Задача изображения человеком самого себя, являясь сложнейшей проблемой не только литературы, но и всего искусства в целом, в исповеди приобретает особенную актуальность. Причиной этого является присущее человеку самолюбие, нежелание выставлять себя в неприглядном виде на суд публики. Вероятно, для многих писателей эта проблема становилась камнем преткновения при реализации замысла по написанию собственной литературной исповеди. Содержание запретного дневника, где отражены многие личные тайны О. Берггольц, давать оценку которым мы не имеем никакого морального права, свидетельствует о том, что эта трудность была преодолена автором. Однако в советскую эпоху перед писателем-исповедником неминуемо вставала иная преграда, в меньшей степени зависящая от особенностей его человеческой природы. Тоталитарный режим, ежеминутно грозящий человеку серьезной опасностью, порождал в душе автора своеобразную внутреннюю цензуру, заставляя его постоянно оглядываться, держать в уме возможного читателя, в первую очередь недоброжелательного. Все вышесказанное сковывало исповедника, оказывало существенное влияние на степень его искренности. На преодоление этого идеологического препятствия внутренне настраивает себя О. Берггольц, по-доброму завидуя писателям XIX века: «Читаю Герцена с томящей завистью к людям его типа и XIX веку. О, как они были свободны. Как широки и чисты! А я даже здесь, в дневнике (стыдно признаться), не записываю моих размышлений только потому, что мысль: «Это будет читать следователь», — преследует меня. Тайна записанного сердца нарушена. <…> И что бы я ни писала теперь, так и кажется мне — вот это и это будет подчеркнуто тем же красным карандашом, со специальной целью — обвинить, очернить и законопатить, — и я спешу приписать что-нибудь объяснительное — «для следователя» — или руки опускаю, и молчишь, не предашь бумаге самое наболевшее, самое неясное для себя…».
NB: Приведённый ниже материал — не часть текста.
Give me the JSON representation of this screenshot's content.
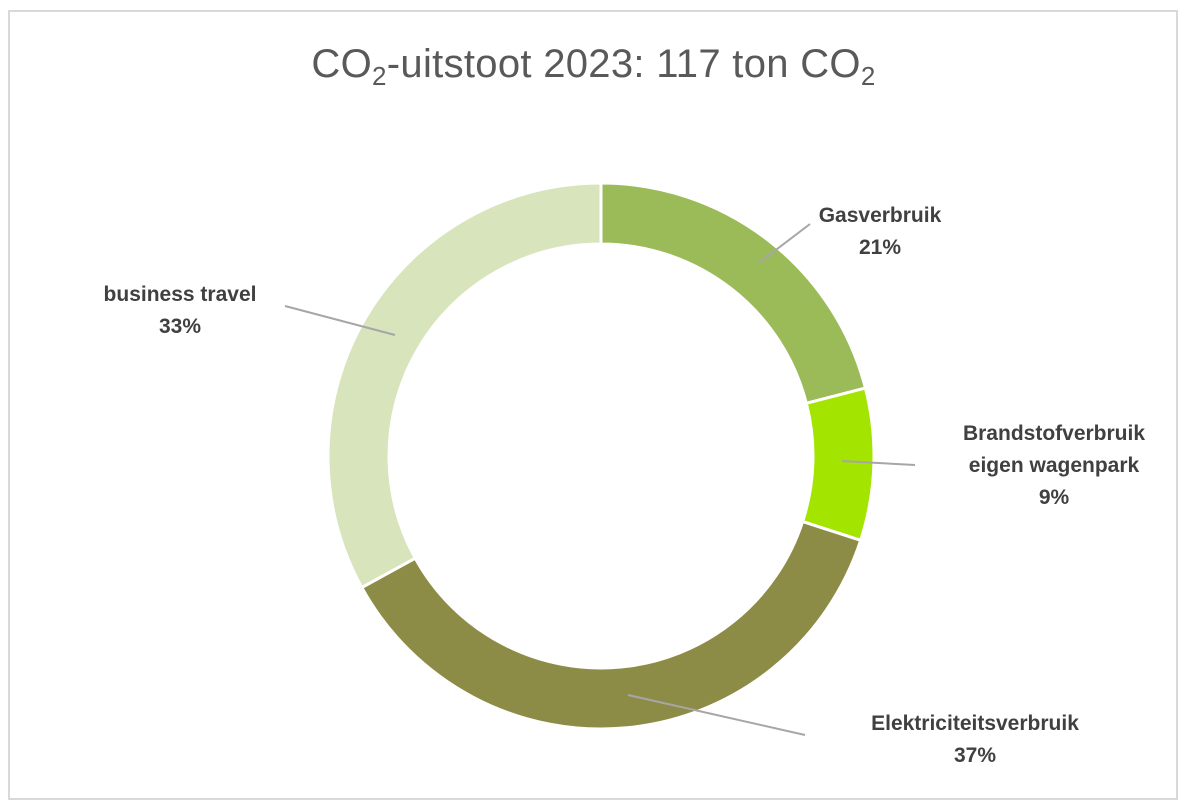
{
  "chart_data": {
    "type": "pie",
    "title_main": "CO",
    "title_sub1": "2",
    "title_mid": "-uitstoot 2023: 117 ton CO",
    "title_sub2": "2",
    "series": [
      {
        "label_lines": [
          "Gasverbruik"
        ],
        "pct_label": "21%",
        "value": 21,
        "color": "#9bbb59"
      },
      {
        "label_lines": [
          "Brandstofverbruik",
          "eigen wagenpark"
        ],
        "pct_label": "9%",
        "value": 9,
        "color": "#a3e400"
      },
      {
        "label_lines": [
          "Elektriciteitsverbruik"
        ],
        "pct_label": "37%",
        "value": 37,
        "color": "#8d8c47"
      },
      {
        "label_lines": [
          "business travel"
        ],
        "pct_label": "33%",
        "value": 33,
        "color": "#d8e4bc"
      }
    ]
  }
}
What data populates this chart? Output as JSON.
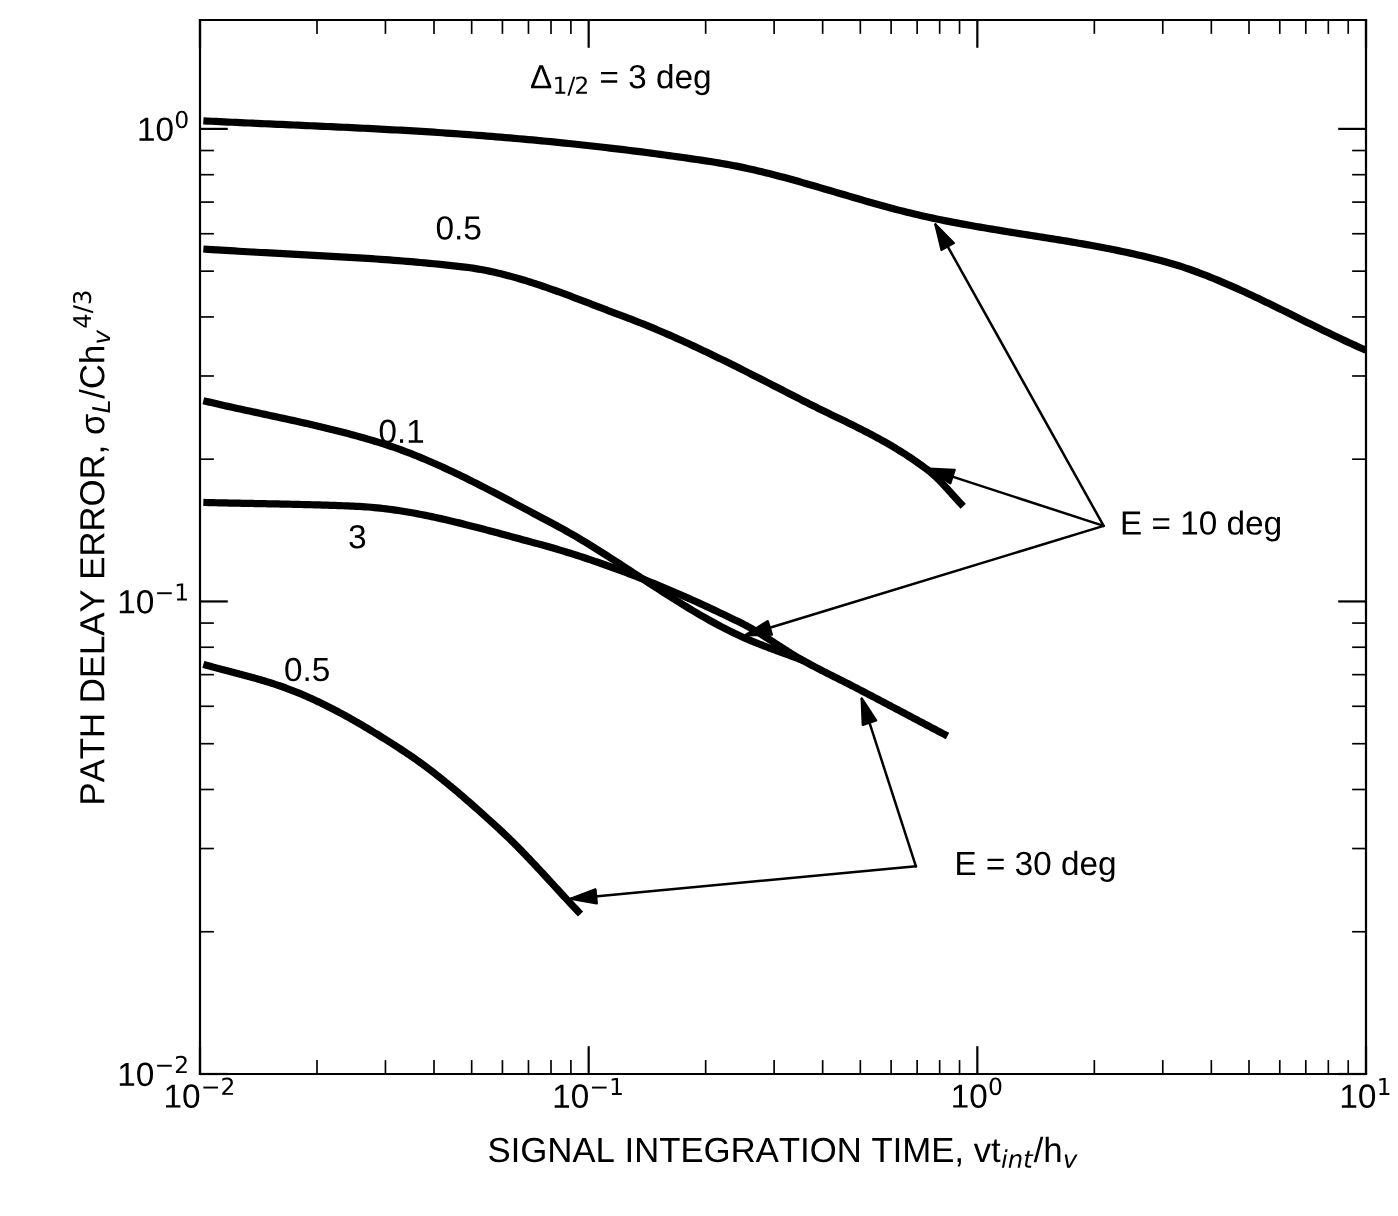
{
  "chart_data": {
    "type": "line",
    "xlabel": "SIGNAL INTEGRATION TIME, vt$_{int}$/h$_{v}$",
    "ylabel": "PATH DELAY ERROR, σ$_{L}$/Ch$_{v}$$^{4/3}$",
    "log": "xy",
    "xlim": [
      0.01,
      10
    ],
    "ylim": [
      0.01,
      1.7
    ],
    "xticks": [
      {
        "value": 0.01,
        "label": "10$^{−2}$"
      },
      {
        "value": 0.1,
        "label": "10$^{−1}$"
      },
      {
        "value": 1,
        "label": "10$^{0}$"
      },
      {
        "value": 10,
        "label": "10$^{1}$"
      }
    ],
    "yticks": [
      {
        "value": 0.01,
        "label": "10$^{−2}$"
      },
      {
        "value": 0.1,
        "label": "10$^{−1}$"
      },
      {
        "value": 1,
        "label": "10$^{0}$"
      }
    ],
    "grid": false,
    "legend": false,
    "marker": "none",
    "line_style": "solid",
    "series": [
      {
        "color": "#000000",
        "x": [
          0.0102,
          0.043,
          0.211,
          0.75,
          2.98,
          10
        ],
        "values": [
          1.04,
          0.98,
          0.85,
          0.65,
          0.526,
          0.34
        ]
      },
      {
        "color": "#000000",
        "x": [
          0.0102,
          0.048,
          0.124,
          0.356,
          0.75,
          0.92
        ],
        "values": [
          0.557,
          0.51,
          0.4,
          0.266,
          0.189,
          0.159
        ]
      },
      {
        "color": "#000000",
        "x": [
          0.0102,
          0.0299,
          0.081,
          0.247,
          0.356
        ],
        "values": [
          0.266,
          0.215,
          0.146,
          0.0843,
          0.075
        ]
      },
      {
        "color": "#000000",
        "x": [
          0.0102,
          0.0252,
          0.0726,
          0.247,
          0.356,
          0.49,
          0.838
        ],
        "values": [
          0.162,
          0.159,
          0.133,
          0.09,
          0.075,
          0.0655,
          0.0519
        ]
      },
      {
        "color": "#000000",
        "x": [
          0.0102,
          0.0167,
          0.0332,
          0.0593,
          0.0953
        ],
        "values": [
          0.0736,
          0.0655,
          0.0484,
          0.0328,
          0.0218
        ]
      }
    ],
    "annotations": [
      "Δ$_{1/2}$ = 3 deg",
      "0.5",
      "0.1",
      "3",
      "0.5",
      {
        "text": "E = 10 deg",
        "x": 0.77,
        "y": 0.64
      },
      {
        "text": "E = 30 deg",
        "x": 0.5,
        "y": 0.0636
      }
    ]
  }
}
Два дневника — «Дневные звезды» и запретный дневник. Один — для печати, другой — для себя, без малейшей надежды на публикацию. Между ними пропасть в плане искренности, внутренней правды человека с самим собой, что еще раз доказывает: дневник дневнику рознь, а механическое зачисление дневника в разряд исповедальной прозы — неправомерно. Уж не поэтому ли в финале «Дневных звезд» — произведения, изначально задумывающегося как та самая «Главная книга» — в подтексте звучат нотки сожаления, творческой неудачи, надежды досказать невысказанное: «И если вы увидите хоть часть себя, хоть часть своего пути, — значит, вы увидели дневные звезды, значит, они зажглись во мне, они будут все разгораться в Главной книге, которая всегда впереди…».
Завершив в 1959 году работу над первой частью «Дневных звезд», О. Берггольц сразу же готовит материалы ко второй, мечтая создать подлинную «Главную книгу», где не будет запретных тем: «…Но если я не расскажу о жизни и переживаниях моего поколения в 37—38 гг. — значит, я не расскажу главного и все предыдущее — описание детства, зов революции, Ленин, вступление в комсомол и партию, и все последующее — война, блокада, сегодняшняя моя жизнь — будет почти обесценено».
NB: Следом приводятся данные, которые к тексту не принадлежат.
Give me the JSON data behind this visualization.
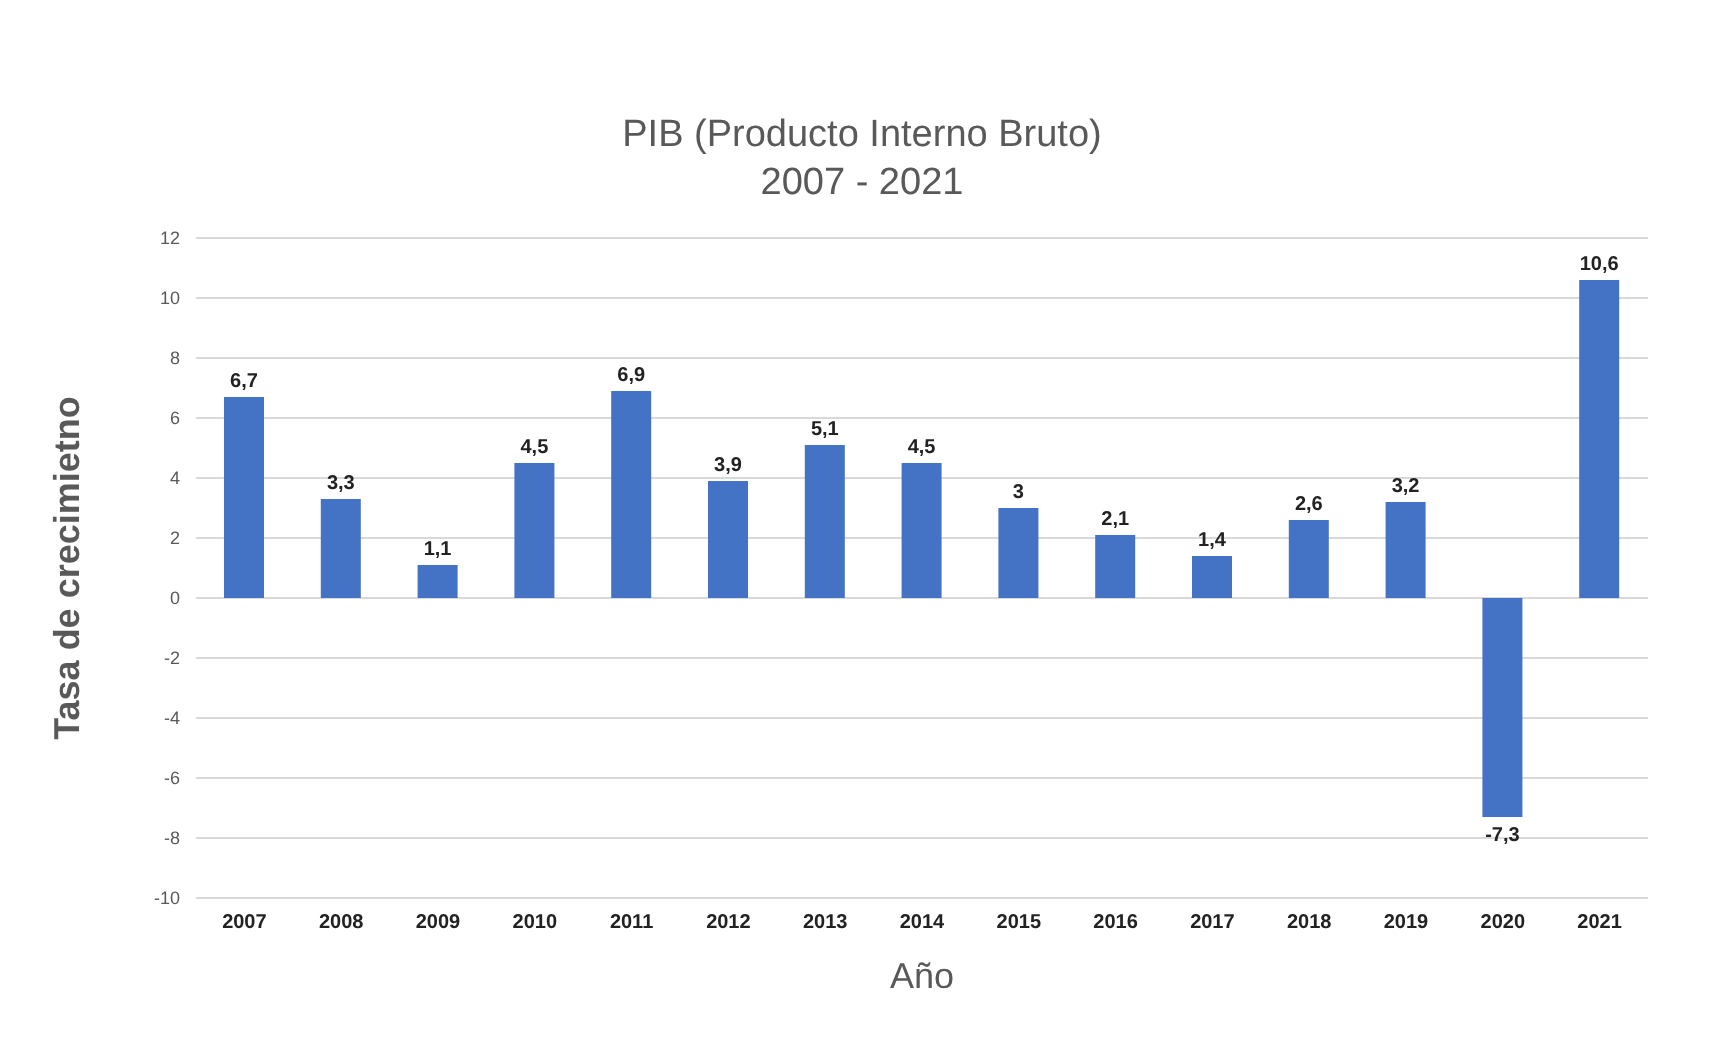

Запретный дневник фиксирует состояние души О. Берггольц в переломный момент ее жизни. Нахождение в тюрьме становится для нее той точкой невозврата, после которой ложность прежних убеждений, бесцельно растраченные годы начинают осознаваться особенно напряженно и болезненно: «Все или почти все до тюрьмы казалось ясным: все было уложено в стройную систему, а теперь все перебуравлено, многое поменялось местами, многое переоценено». «Блокадная муза» переживает глубочайший духовный кризис. Она не может забыть того ужаса, не может вернуться к прежней жизни. На протяжении многих месяцев О. Берггольц вновь и вновь возвращается к этим событиям практически в каждой из своих записей: «Я еще не вернулась оттуда, очевидно, еще не поняла всего…»; «Все еще почти каждую ночь снятся тюрьма, арест, допросы»; «Да, я еще не вернулась оттуда. <…> Все отзывается тюрьмой — стихи, события, разговоры с людьми. Она стоит между мной и жизнью…». Дневниковые записи демонстрируют растерянность автора. У человека словно выбили почву из-под ног. Дневник принимает вид сверхчувствительного барометра души поэтессы, где сухая констатация фактов внутренней жизни сменяется вспышками вполне обоснованного гнева: «…Да, но зачем все-таки подвергали меня все той же муке?! <…> И это безмерное, безграничное, дикое человеческое страдание, в котором тонуло мое страдание, расширяясь до безумия, до раздавленности? Вынули душу, копались в ней вонючими пальцами, плевали в нее, гадили, потом сунули ее обратно и говорят: «Живи»».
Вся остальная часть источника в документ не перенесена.